Three Ways to Combat Marriage Fraud

April 4, 2018

 IRLI submits comment to USCIS on preventing abuse of immigration laws

  

WASHINGTON—The Immigration Reform Law Institute (IRLI) has submitted a comment to U.S. Citizenship and Immigration Services (USCIS) on ways to improve the agency’s data collection to identify marriage fraud as a means of exploiting our immigration laws. The comment focuses on proposed improvements to USCIS’s Form I-129F, which must be approved by the agency before a foreign fiancé can apply for a K-1 visa.

 

The procedures for bringing foreign-born fiancées into the country have been a growing concern.

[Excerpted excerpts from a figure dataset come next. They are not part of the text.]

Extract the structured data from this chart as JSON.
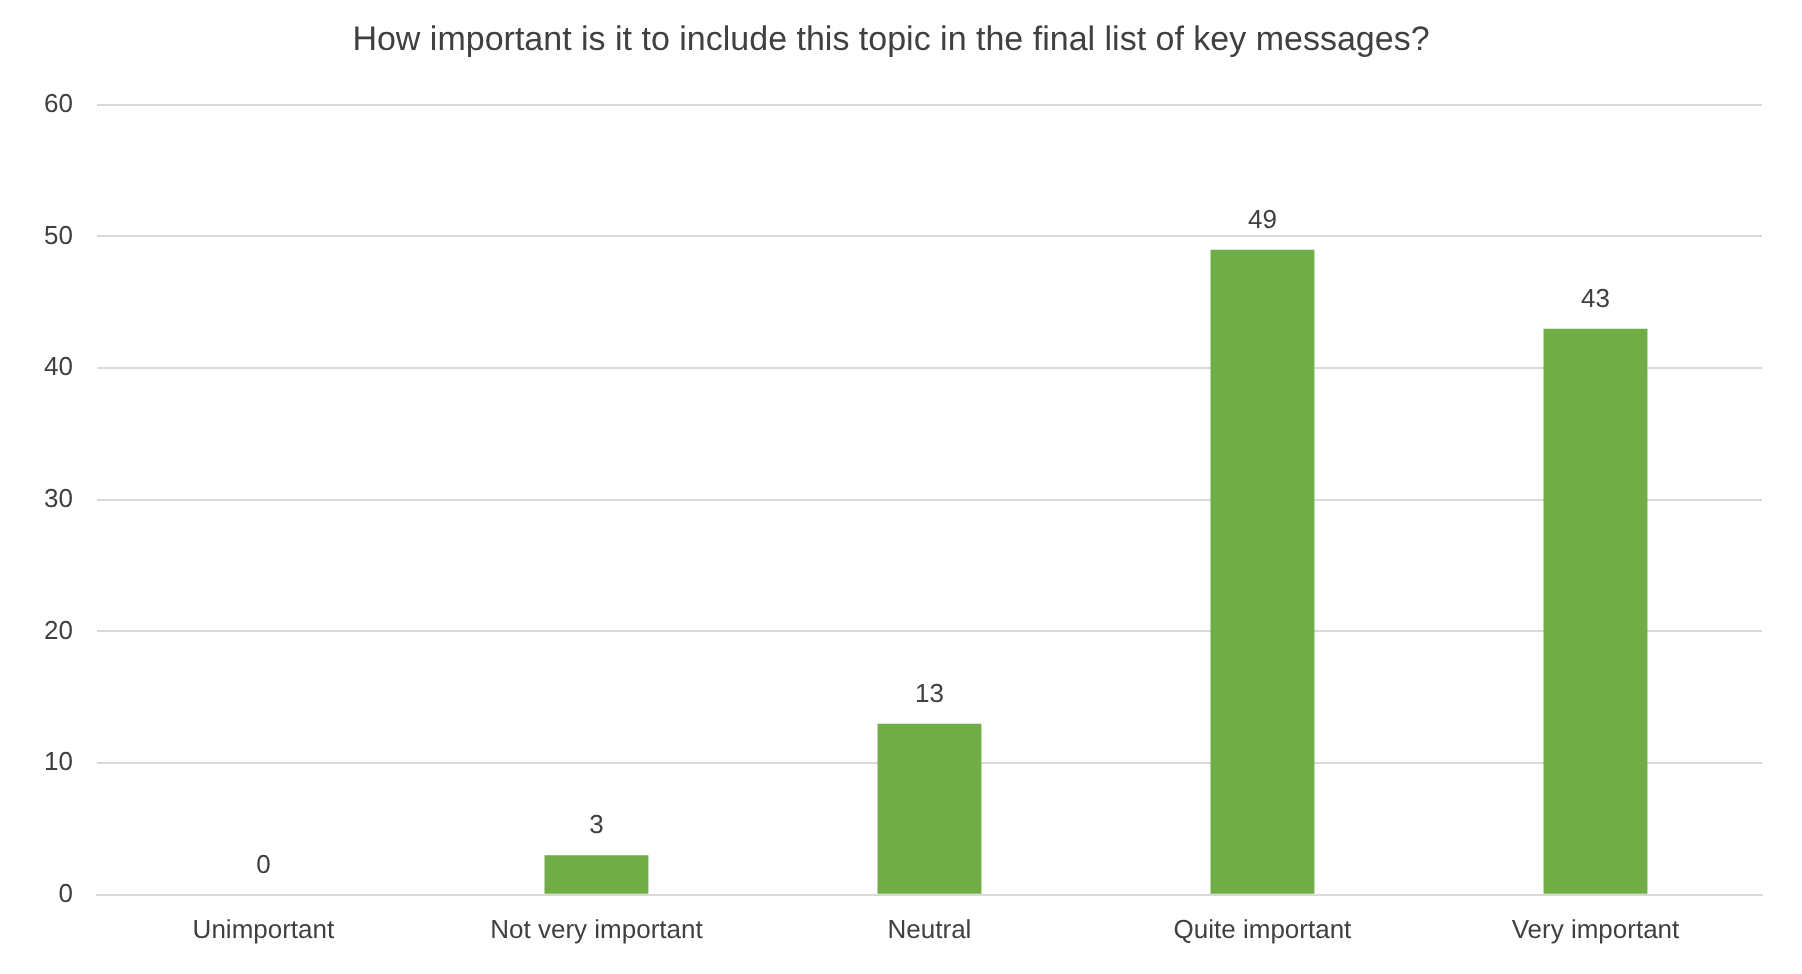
{
  "chart_data": {
    "type": "bar",
    "title": "How important is it to include this topic in the final list of key messages?",
    "categories": [
      "Unimportant",
      "Not very important",
      "Neutral",
      "Quite important",
      "Very important"
    ],
    "values": [
      0,
      3,
      13,
      49,
      43
    ],
    "color": "#70ad47",
    "ylim": [
      0,
      60
    ],
    "yticks": [
      0,
      10,
      20,
      30,
      40,
      50,
      60
    ],
    "grid": "y",
    "data_labels": true,
    "legend": false
  }
}
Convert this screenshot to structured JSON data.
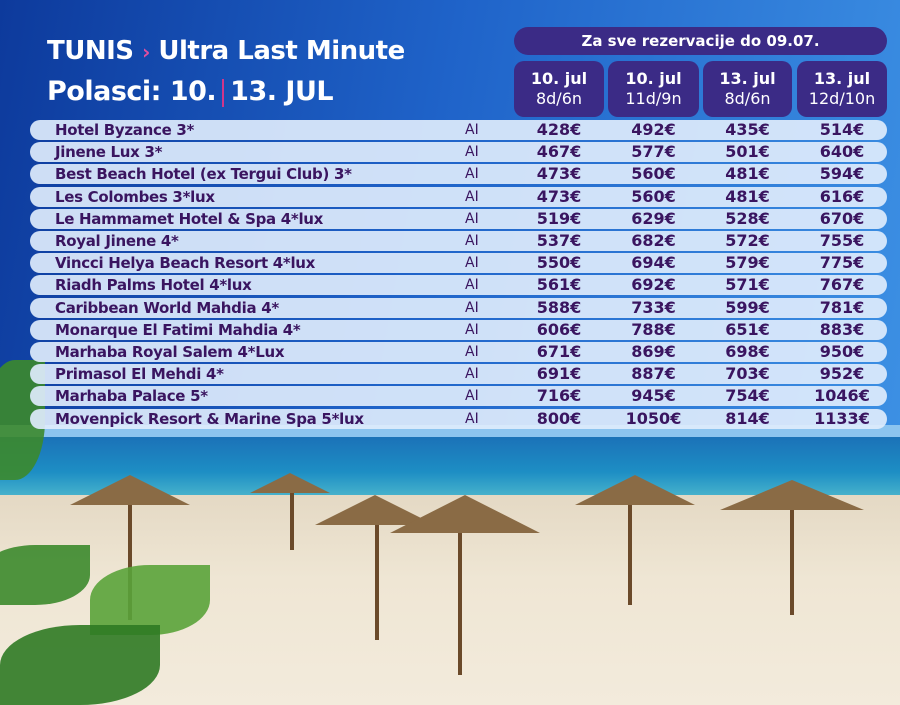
{
  "header": {
    "destination": "TUNIS",
    "arrow": "›",
    "offer": "Ultra Last Minute",
    "departures_label": "Polasci: 10.",
    "departures_second": "13. JUL",
    "booking_note": "Za sve rezervacije do 09.07."
  },
  "columns": [
    {
      "date": "10. jul",
      "duration": "8d/6n"
    },
    {
      "date": "10.  jul",
      "duration": "11d/9n"
    },
    {
      "date": "13. jul",
      "duration": "8d/6n"
    },
    {
      "date": "13. jul",
      "duration": "12d/10n"
    }
  ],
  "hotels": [
    {
      "name": "Hotel Byzance 3*",
      "board": "AI",
      "prices": [
        "428€",
        "492€",
        "435€",
        "514€"
      ]
    },
    {
      "name": "Jinene Lux 3*",
      "board": "AI",
      "prices": [
        "467€",
        "577€",
        "501€",
        "640€"
      ]
    },
    {
      "name": "Best Beach Hotel (ex Tergui Club) 3*",
      "board": "AI",
      "prices": [
        "473€",
        "560€",
        "481€",
        "594€"
      ]
    },
    {
      "name": "Les Colombes 3*lux",
      "board": "AI",
      "prices": [
        "473€",
        "560€",
        "481€",
        "616€"
      ]
    },
    {
      "name": "Le Hammamet Hotel & Spa 4*lux",
      "board": "AI",
      "prices": [
        "519€",
        "629€",
        "528€",
        "670€"
      ]
    },
    {
      "name": "Royal Jinene 4*",
      "board": "AI",
      "prices": [
        "537€",
        "682€",
        "572€",
        "755€"
      ]
    },
    {
      "name": "Vincci Helya Beach Resort 4*lux",
      "board": "AI",
      "prices": [
        "550€",
        "694€",
        "579€",
        "775€"
      ]
    },
    {
      "name": "Riadh Palms Hotel 4*lux",
      "board": "AI",
      "prices": [
        "561€",
        "692€",
        "571€",
        "767€"
      ]
    },
    {
      "name": "Caribbean World Mahdia 4*",
      "board": "AI",
      "prices": [
        "588€",
        "733€",
        "599€",
        "781€"
      ]
    },
    {
      "name": "Monarque El Fatimi Mahdia 4*",
      "board": "AI",
      "prices": [
        "606€",
        "788€",
        "651€",
        "883€"
      ]
    },
    {
      "name": "Marhaba Royal Salem 4*Lux",
      "board": "AI",
      "prices": [
        "671€",
        "869€",
        "698€",
        "950€"
      ]
    },
    {
      "name": "Primasol El Mehdi 4*",
      "board": "AI",
      "prices": [
        "691€",
        "887€",
        "703€",
        "952€"
      ]
    },
    {
      "name": "Marhaba Palace 5*",
      "board": "AI",
      "prices": [
        "716€",
        "945€",
        "754€",
        "1046€"
      ]
    },
    {
      "name": "Movenpick Resort & Marine Spa 5*lux",
      "board": "AI",
      "prices": [
        "800€",
        "1050€",
        "814€",
        "1133€"
      ]
    }
  ],
  "colors": {
    "accent_purple": "#3b2b86",
    "text_purple": "#3a1560",
    "divider_pink": "#d0368a",
    "row_bg": "#deecfc"
  }
}
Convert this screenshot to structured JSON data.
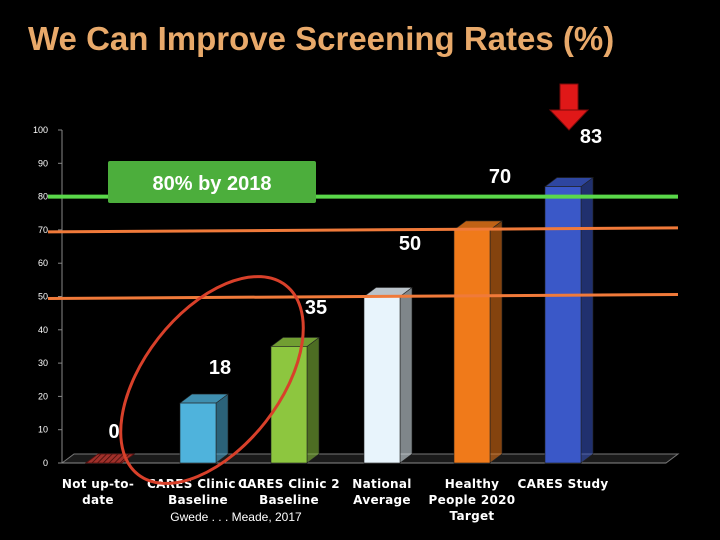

Most notably, the December 2015 mass shooting in San Bernadino, Calif., was perpetrated by Syed Farook and his Pakistani-born wife, Tashfeen Malik, who came to the United States via the Form I-129F and a K-1 fiancée visa process.

 

IRLI made three recommendations to reduce fraud through the I-129F application process:

 

Extend the number of years both petitioners and beneficiaries must report address and employment history from at least five years to ten.

 

“Requiring applicants to report on address and employment history for more than five years is hardly unreasonable and is currently a common requirement for certain professional licenses in the United States,” IRLI wrote.

 

Include questions regarding social media use, including any aliases or internet names used, on the Form I-129F.

 

“A simple review of social media activity could detect insincere motives for the engagement or other red flags that the intended marriage is not genuine,” the comment read. “It could also assist federal law enforcement in discovering potential public safety or national security threats. …”

 

IRLI recommends that USCIS consider requiring an in-person interview as part of the Form I-129F process.

 

“During an in-person interview,” the comment read, “an individual seeking to commit immigration fraud will often forget important details, thereby alerting the interviewer that the immigration benefit application is fraudulent.”